Wednesday, June 5, 2024

Hudson's "New, Exciting Commercial District"

As predicted, Dan Kent and Dan Hubbell were at the Hudson Industrial Development Agency (IDA) meeting this morning seeking a PILOT (payment in lieu of taxes) agreement for the revised plans for what the Galvan Foundation wants to construct at 75 North Seventh Street, across the street from the building now under construction, in the part of the city that Galvan has dubbed the "Depot District." 

Photo: Win Jackson
A little history of the Depot District and the IDA is in order. Early in 2021, when the project first came before the IDA, the plan was that the building on the west side of the street (75 North Seventh Street) would be low- and moderate-income housing, and the building on the east side of the street (now 76 North Seventh Street) would be market rate. But when the IDA decided they shouldn't be giving tax breaks to a market rate apartment project, Galvan redefined the building on the east side of the street as "workforce housing," for households with incomes between 80 and 130 percent of the area median income (AMI). 

In September 2021, the IDA voted to approve PILOTs for both buildings. 

While the construction of the building designated as "workforce housing" began in October 2023, no progress has been made on the other building--the one intended for households with incomes between 40 and 80 percent of the AMI. The building on the east side of the street was to be financed through banks and private investment; the building on the west side of the street was seeking state funding. The project applied for state funding twice and was twice denied. Earlier this year, Gossips learned that the project had been disqualified for state funding through NYS Homes and Community Renewal because three houses on the site had been demolished, eliminating four dwelling units, before funding for the new building had been secured. 

Today, Dan Kent told the IDA that they were looking at a new model for the building on the west side of the street, one that was closer to that of the building on the east side of the street, because the model they were using "no longer works." Of the building's 75 apartments, once meant to be for households with incomes between 40 and 80 percent of AMI, 15 (or 20 percent) would be "affordable" (incomes between 80 and 130 percent of AMI) and 60 (80 percent) would be market rate. He further explained the change by saying they didn't want to compete for state funding with the Hudson Housing Authority and the project being pursued by Kearney Realty and Development to build affordable housing on City-owned land. 

Kent and Hubbell maintained that the site plan for the building had not changed, so there was no need for the project to go back to the Planning Board. The appearance of the building seems to have changed somewhat since the Historic Preservation Commission granted a certificate of appropriateness in June 2022, so it's likely the project will be returning to the HPC. The first four renderings below show the design that was approved by the HPC. The final rendering was part of the presentation made to the IDA this morning.

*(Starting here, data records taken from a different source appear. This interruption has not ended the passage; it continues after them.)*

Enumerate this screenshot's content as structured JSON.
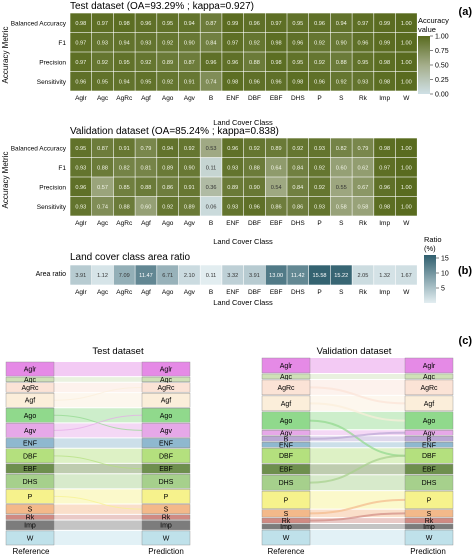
{
  "panels": {
    "a": "(a)",
    "b": "(b)",
    "c": "(c)"
  },
  "heatmaps": [
    {
      "title": "Test dataset (OA=93.29% ; kappa=0.927)",
      "ylabel": "Accuracy Metric",
      "xlabel": "Land Cover Class",
      "classes": [
        "Aglr",
        "Agc",
        "AgRc",
        "Agf",
        "Ago",
        "Agv",
        "B",
        "ENF",
        "DBF",
        "EBF",
        "DHS",
        "P",
        "S",
        "Rk",
        "Imp",
        "W"
      ],
      "metrics": [
        "Balanced Accuracy",
        "F1",
        "Precision",
        "Sensitivity"
      ],
      "values": [
        [
          "0.98",
          "0.97",
          "0.98",
          "0.96",
          "0.95",
          "0.94",
          "0.87",
          "0.99",
          "0.96",
          "0.97",
          "0.95",
          "0.96",
          "0.94",
          "0.97",
          "0.99",
          "1.00"
        ],
        [
          "0.97",
          "0.93",
          "0.94",
          "0.93",
          "0.92",
          "0.90",
          "0.84",
          "0.97",
          "0.92",
          "0.98",
          "0.96",
          "0.92",
          "0.90",
          "0.96",
          "0.99",
          "1.00"
        ],
        [
          "0.97",
          "0.92",
          "0.95",
          "0.92",
          "0.89",
          "0.87",
          "0.96",
          "0.96",
          "0.88",
          "0.98",
          "0.95",
          "0.92",
          "0.88",
          "0.95",
          "0.98",
          "1.00"
        ],
        [
          "0.96",
          "0.95",
          "0.94",
          "0.95",
          "0.92",
          "0.91",
          "0.74",
          "0.98",
          "0.96",
          "0.96",
          "0.98",
          "0.96",
          "0.92",
          "0.93",
          "0.98",
          "1.00"
        ]
      ]
    },
    {
      "title": "Validation dataset (OA=85.24% ; kappa=0.838)",
      "ylabel": "Accuracy Metric",
      "xlabel": "Land Cover Class",
      "classes": [
        "Aglr",
        "Agc",
        "AgRc",
        "Agf",
        "Ago",
        "Agv",
        "B",
        "ENF",
        "DBF",
        "EBF",
        "DHS",
        "P",
        "S",
        "Rk",
        "Imp",
        "W"
      ],
      "metrics": [
        "Balanced Accuracy",
        "F1",
        "Precision",
        "Sensitivity"
      ],
      "values": [
        [
          "0.95",
          "0.87",
          "0.91",
          "0.79",
          "0.94",
          "0.92",
          "0.53",
          "0.96",
          "0.92",
          "0.89",
          "0.92",
          "0.93",
          "0.82",
          "0.79",
          "0.98",
          "1.00"
        ],
        [
          "0.93",
          "0.88",
          "0.82",
          "0.81",
          "0.89",
          "0.90",
          "0.11",
          "0.93",
          "0.88",
          "0.64",
          "0.84",
          "0.92",
          "0.60",
          "0.62",
          "0.97",
          "1.00"
        ],
        [
          "0.96",
          "0.57",
          "0.85",
          "0.88",
          "0.86",
          "0.91",
          "0.36",
          "0.89",
          "0.90",
          "0.54",
          "0.84",
          "0.92",
          "0.55",
          "0.67",
          "0.96",
          "1.00"
        ],
        [
          "0.93",
          "0.74",
          "0.88",
          "0.60",
          "0.92",
          "0.89",
          "0.06",
          "0.93",
          "0.96",
          "0.86",
          "0.86",
          "0.93",
          "0.58",
          "0.58",
          "0.98",
          "1.00"
        ]
      ]
    }
  ],
  "accuracy_legend": {
    "title": "Accuracy\nvalue",
    "ticks": [
      "1.00",
      "0.75",
      "0.50",
      "0.25",
      "0.00"
    ]
  },
  "ratio": {
    "title": "Land cover class area ratio",
    "row_label": "Area ratio",
    "xlabel": "Land Cover Class",
    "classes": [
      "Aglr",
      "Agc",
      "AgRc",
      "Agf",
      "Ago",
      "Agv",
      "B",
      "ENF",
      "DBF",
      "EBF",
      "DHS",
      "P",
      "S",
      "Rk",
      "Imp",
      "W"
    ],
    "values": [
      "3.91",
      "1.12",
      "7.09",
      "11.47",
      "6.71",
      "2.10",
      "0.11",
      "3.32",
      "3.91",
      "13.00",
      "11.42",
      "15.58",
      "15.22",
      "2.05",
      "1.32",
      "1.67"
    ]
  },
  "ratio_legend": {
    "title": "Ratio\n(%)",
    "ticks": [
      "15",
      "10",
      "5"
    ]
  },
  "sankeys": [
    {
      "title": "Test dataset",
      "left_label": "Reference",
      "right_label": "Prediction",
      "nodes": [
        "Aglr",
        "Agc",
        "AgRc",
        "Agf",
        "Ago",
        "Agv",
        "ENF",
        "DBF",
        "EBF",
        "DHS",
        "P",
        "S",
        "Rk",
        "Imp",
        "W"
      ]
    },
    {
      "title": "Validation dataset",
      "left_label": "Reference",
      "right_label": "Prediction",
      "nodes": [
        "Aglr",
        "Agc",
        "AgRc",
        "Agf",
        "Ago",
        "Agv",
        "B",
        "ENF",
        "DBF",
        "EBF",
        "DHS",
        "P",
        "S",
        "Rk",
        "Imp",
        "W"
      ]
    }
  ],
  "chart_data": [
    {
      "type": "heatmap",
      "title": "Test dataset (OA=93.29% ; kappa=0.927)",
      "xlabel": "Land Cover Class",
      "ylabel": "Accuracy Metric",
      "x": [
        "Aglr",
        "Agc",
        "AgRc",
        "Agf",
        "Ago",
        "Agv",
        "B",
        "ENF",
        "DBF",
        "EBF",
        "DHS",
        "P",
        "S",
        "Rk",
        "Imp",
        "W"
      ],
      "y": [
        "Balanced Accuracy",
        "F1",
        "Precision",
        "Sensitivity"
      ],
      "values": [
        [
          0.98,
          0.97,
          0.98,
          0.96,
          0.95,
          0.94,
          0.87,
          0.99,
          0.96,
          0.97,
          0.95,
          0.96,
          0.94,
          0.97,
          0.99,
          1.0
        ],
        [
          0.97,
          0.93,
          0.94,
          0.93,
          0.92,
          0.9,
          0.84,
          0.97,
          0.92,
          0.98,
          0.96,
          0.92,
          0.9,
          0.96,
          0.99,
          1.0
        ],
        [
          0.97,
          0.92,
          0.95,
          0.92,
          0.89,
          0.87,
          0.96,
          0.96,
          0.88,
          0.98,
          0.95,
          0.92,
          0.88,
          0.95,
          0.98,
          1.0
        ],
        [
          0.96,
          0.95,
          0.94,
          0.95,
          0.92,
          0.91,
          0.74,
          0.98,
          0.96,
          0.96,
          0.98,
          0.96,
          0.92,
          0.93,
          0.98,
          1.0
        ]
      ],
      "colorbar": {
        "title": "Accuracy value",
        "range": [
          0,
          1
        ],
        "ticks": [
          0.0,
          0.25,
          0.5,
          0.75,
          1.0
        ],
        "low_color": "#cfe0e6",
        "high_color": "#596b1f"
      }
    },
    {
      "type": "heatmap",
      "title": "Validation dataset (OA=85.24% ; kappa=0.838)",
      "xlabel": "Land Cover Class",
      "ylabel": "Accuracy Metric",
      "x": [
        "Aglr",
        "Agc",
        "AgRc",
        "Agf",
        "Ago",
        "Agv",
        "B",
        "ENF",
        "DBF",
        "EBF",
        "DHS",
        "P",
        "S",
        "Rk",
        "Imp",
        "W"
      ],
      "y": [
        "Balanced Accuracy",
        "F1",
        "Precision",
        "Sensitivity"
      ],
      "values": [
        [
          0.95,
          0.87,
          0.91,
          0.79,
          0.94,
          0.92,
          0.53,
          0.96,
          0.92,
          0.89,
          0.92,
          0.93,
          0.82,
          0.79,
          0.98,
          1.0
        ],
        [
          0.93,
          0.88,
          0.82,
          0.81,
          0.89,
          0.9,
          0.11,
          0.93,
          0.88,
          0.64,
          0.84,
          0.92,
          0.6,
          0.62,
          0.97,
          1.0
        ],
        [
          0.96,
          0.57,
          0.85,
          0.88,
          0.86,
          0.91,
          0.36,
          0.89,
          0.9,
          0.54,
          0.84,
          0.92,
          0.55,
          0.67,
          0.96,
          1.0
        ],
        [
          0.93,
          0.74,
          0.88,
          0.6,
          0.92,
          0.89,
          0.06,
          0.93,
          0.96,
          0.86,
          0.86,
          0.93,
          0.58,
          0.58,
          0.98,
          1.0
        ]
      ]
    },
    {
      "type": "heatmap",
      "title": "Land cover class area ratio",
      "xlabel": "Land Cover Class",
      "x": [
        "Aglr",
        "Agc",
        "AgRc",
        "Agf",
        "Ago",
        "Agv",
        "B",
        "ENF",
        "DBF",
        "EBF",
        "DHS",
        "P",
        "S",
        "Rk",
        "Imp",
        "W"
      ],
      "y": [
        "Area ratio"
      ],
      "values": [
        [
          3.91,
          1.12,
          7.09,
          11.47,
          6.71,
          2.1,
          0.11,
          3.32,
          3.91,
          13.0,
          11.42,
          15.58,
          15.22,
          2.05,
          1.32,
          1.67
        ]
      ],
      "colorbar": {
        "title": "Ratio (%)",
        "range": [
          0,
          16
        ],
        "ticks": [
          5,
          10,
          15
        ],
        "low_color": "#e3eef1",
        "high_color": "#2f5f6e"
      }
    },
    {
      "type": "sankey",
      "title": "Test dataset",
      "left_axis": "Reference",
      "right_axis": "Prediction",
      "nodes": [
        "Aglr",
        "Agc",
        "AgRc",
        "Agf",
        "Ago",
        "Agv",
        "ENF",
        "DBF",
        "EBF",
        "DHS",
        "P",
        "S",
        "Rk",
        "Imp",
        "W"
      ]
    },
    {
      "type": "sankey",
      "title": "Validation dataset",
      "left_axis": "Reference",
      "right_axis": "Prediction",
      "nodes": [
        "Aglr",
        "Agc",
        "AgRc",
        "Agf",
        "Ago",
        "Agv",
        "B",
        "ENF",
        "DBF",
        "EBF",
        "DHS",
        "P",
        "S",
        "Rk",
        "Imp",
        "W"
      ]
    }
  ],
  "colors": {
    "Aglr": "#e58ae6",
    "Agc": "#cfe0b7",
    "AgRc": "#fbe3d6",
    "Agf": "#fbeeda",
    "Ago": "#90d98c",
    "Agv": "#e6a8e8",
    "B": "#b9a7d4",
    "ENF": "#8fb8cf",
    "DBF": "#b4e07e",
    "EBF": "#6e8f4e",
    "DHS": "#a6d08c",
    "P": "#f6f28c",
    "S": "#f3b98a",
    "Rk": "#d08a83",
    "Imp": "#7c7c7c",
    "W": "#bfe1ea"
  }
}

The IDA plans to hire a consultant to analyze the PILOT request and its economic impacts. The PILOT application, the cover letter, and the presentation made to the IDA can be found here, here, and here.


  1. As if the original renderings weren't ugly enough, the new one looks like a cheap hotel on the outskirts of Cleveland. No disparagement meant to Cleveland.

  2. I could not have come up with a better location for 140 apartments, 8 or 9 retail businesses and no off street parking if you paid me to. (Sorry, their 30 space parking lot one and a half blocks away at Washington & 6th does not count. Tenants will fill the already well occupied nearby streets first before parking there.)
    Have you seen how close the building under construction is to the depot brewery and the permanent food truck out front with its wood burning oven constantly belching smoke? Looks like it's going to be a heavenly place to settle down in Hudson! This is the Galvan idiot's idea of a liveable Hudson! Think Dan Kent would like to live there? If he feels it's going to be so wonderful, he should have to live there! These people frighten me.

  3. The whole thing is absurd, the "Distressed Area" pictured wasn't distressed at all, it was the site of several houses that they plowed down. Then they show this post destruction photo of the vacant lot and call it a distressed area to promote the construction of an ugly, oversized and inappropriately placed apartment building.

    This is what happens when you delegate city planning to private developers and political activists. The Planning Boards function isn't to plan anything, but only to rubber stamp these outrageous commercial projects - while complaining about soffits, door lintels and paint colors for private residents to maintain the illusion that they have some regulatory control.

  4. I have never seen such ugly buildings. The whole project is a disgrace. The new suggested buildings are 6 stories tall - how is that allowed in Hudson where I thought the maximum was 4? No wonder they didn't get NY State funds, after knocking down 3 perfectly good houses. And who allows them to call this whole area "The Depot District". That in itself is bad enough.